Normally, this isn’t a problem, however it can have negative performance characteristic in certain circumstances. The most obvious one is that a join with persons or an extra query is required to find out the actual type of addressable.

This gem add ActiveRecord::Base.store_base_sti_class configuration option. It defaults to true for backwards compatibility. Setting it false will alter ActiveRecord’s behavior to store the actual class in polymorphic _type columns when STI is used.

In the example above, if the ActiveRecord::Base.store_base_sti_class is false, the output will be,

#<Vendor id: 1, type: "Vendor" ...>
#<Address id: 1, addressable_id: 1, addressable_type: 'Vendor' ...>

Usage¶ ↑

Add the following line to your Gemfile,

gem 'store_base_sti_class_for_3_0'

then bundle install. Once you have the gem installed, add the following to one of the initializers (or make a new one) in config/initializers,

ActiveRecord::Base.store_base_sti_class = false

When changing this behavior you will have write a migration to update all of your existing _type columns accordingly. You may also need to change your application if it explicitly relies on the _type columns.

Notes¶ ↑

The gem has been originally extracted out of github.com/pkmiec/rails/tree/store_base_sti_class_for_3_0_4 patch. It allows the functionality to be used in applications that include Rails as a gem.
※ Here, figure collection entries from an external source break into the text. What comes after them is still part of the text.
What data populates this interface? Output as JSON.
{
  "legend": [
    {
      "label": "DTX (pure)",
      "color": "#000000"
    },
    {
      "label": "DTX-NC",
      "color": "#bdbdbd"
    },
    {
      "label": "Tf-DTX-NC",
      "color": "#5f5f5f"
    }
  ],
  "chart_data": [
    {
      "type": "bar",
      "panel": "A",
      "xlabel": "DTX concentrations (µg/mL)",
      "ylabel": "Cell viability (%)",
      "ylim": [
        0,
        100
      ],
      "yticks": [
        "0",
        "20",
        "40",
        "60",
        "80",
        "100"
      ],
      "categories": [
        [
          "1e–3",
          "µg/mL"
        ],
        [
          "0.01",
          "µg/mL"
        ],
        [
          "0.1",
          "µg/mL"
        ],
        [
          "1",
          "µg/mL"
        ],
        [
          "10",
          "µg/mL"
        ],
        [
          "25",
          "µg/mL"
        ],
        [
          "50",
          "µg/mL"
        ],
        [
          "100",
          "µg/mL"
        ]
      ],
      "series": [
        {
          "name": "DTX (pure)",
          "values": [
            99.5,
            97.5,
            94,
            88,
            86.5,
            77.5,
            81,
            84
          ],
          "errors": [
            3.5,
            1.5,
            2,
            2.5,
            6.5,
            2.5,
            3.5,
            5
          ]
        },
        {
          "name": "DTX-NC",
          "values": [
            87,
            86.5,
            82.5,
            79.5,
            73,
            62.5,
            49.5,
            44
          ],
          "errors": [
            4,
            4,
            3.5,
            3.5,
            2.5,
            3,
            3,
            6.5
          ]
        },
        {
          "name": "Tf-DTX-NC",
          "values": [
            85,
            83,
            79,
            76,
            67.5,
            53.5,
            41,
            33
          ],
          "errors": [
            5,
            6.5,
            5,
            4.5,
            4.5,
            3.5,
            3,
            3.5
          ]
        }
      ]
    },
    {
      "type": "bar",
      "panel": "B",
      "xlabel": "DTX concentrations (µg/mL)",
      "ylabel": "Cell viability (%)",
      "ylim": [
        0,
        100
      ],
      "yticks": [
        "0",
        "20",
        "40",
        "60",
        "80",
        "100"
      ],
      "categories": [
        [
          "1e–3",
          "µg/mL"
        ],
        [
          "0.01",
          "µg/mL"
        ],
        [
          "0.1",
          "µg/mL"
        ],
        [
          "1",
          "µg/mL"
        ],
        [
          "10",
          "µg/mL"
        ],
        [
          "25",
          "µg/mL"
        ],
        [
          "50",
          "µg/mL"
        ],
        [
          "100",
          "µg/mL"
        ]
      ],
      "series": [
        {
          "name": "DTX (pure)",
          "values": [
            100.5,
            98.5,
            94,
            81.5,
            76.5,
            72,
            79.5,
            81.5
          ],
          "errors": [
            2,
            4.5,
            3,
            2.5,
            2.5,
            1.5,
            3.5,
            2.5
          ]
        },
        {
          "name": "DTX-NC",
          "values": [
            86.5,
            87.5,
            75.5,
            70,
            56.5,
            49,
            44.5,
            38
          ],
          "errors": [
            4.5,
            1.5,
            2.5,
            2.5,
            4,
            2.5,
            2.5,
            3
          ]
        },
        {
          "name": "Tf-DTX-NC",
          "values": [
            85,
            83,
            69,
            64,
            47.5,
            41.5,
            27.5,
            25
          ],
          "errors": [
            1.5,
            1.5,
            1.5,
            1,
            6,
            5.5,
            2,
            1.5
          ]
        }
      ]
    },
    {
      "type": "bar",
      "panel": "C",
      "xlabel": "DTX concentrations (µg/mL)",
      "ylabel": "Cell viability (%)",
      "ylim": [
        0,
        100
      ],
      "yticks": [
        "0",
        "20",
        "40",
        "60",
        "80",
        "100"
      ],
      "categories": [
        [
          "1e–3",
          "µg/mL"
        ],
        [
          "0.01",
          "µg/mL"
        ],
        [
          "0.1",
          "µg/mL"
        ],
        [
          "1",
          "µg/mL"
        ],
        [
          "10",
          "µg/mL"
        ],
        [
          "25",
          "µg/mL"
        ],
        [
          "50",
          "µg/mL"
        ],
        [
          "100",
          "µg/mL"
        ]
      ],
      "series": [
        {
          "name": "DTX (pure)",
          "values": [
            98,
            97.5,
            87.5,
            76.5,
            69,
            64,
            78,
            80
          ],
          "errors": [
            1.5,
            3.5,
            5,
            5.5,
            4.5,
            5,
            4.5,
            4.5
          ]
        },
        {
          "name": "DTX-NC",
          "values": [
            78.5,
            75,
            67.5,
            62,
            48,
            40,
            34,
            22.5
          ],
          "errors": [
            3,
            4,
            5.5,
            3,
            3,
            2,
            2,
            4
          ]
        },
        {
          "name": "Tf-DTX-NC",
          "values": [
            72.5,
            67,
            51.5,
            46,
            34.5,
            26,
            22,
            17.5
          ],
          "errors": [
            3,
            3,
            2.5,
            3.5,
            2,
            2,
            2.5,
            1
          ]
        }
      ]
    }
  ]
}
Currently, it works with Rails ~> 3.0.5.

This gem will not work with Rails 3.1 as much of its ActiveRecord internals have been replaced with Arel. Similar but different changes need to be applied to Rails 3.1. Those changes will come.

Still using Rails 2.3?¶ ↑

A patch for Rails 2.3 existed which I used until I switched to Rails 3 (sorry, I don’t know the original author of that Rails 2.3 patch). I’ve attached that patch in form of two diffs to this repo. See polymorphic_and_sti_fix_for_rails_2.3-1.diff and polymorphic_and_sti_fix_for_rails_2.3-2.diff. Note, I was using Rails 2.3.4 so YMMV with 2.3.11.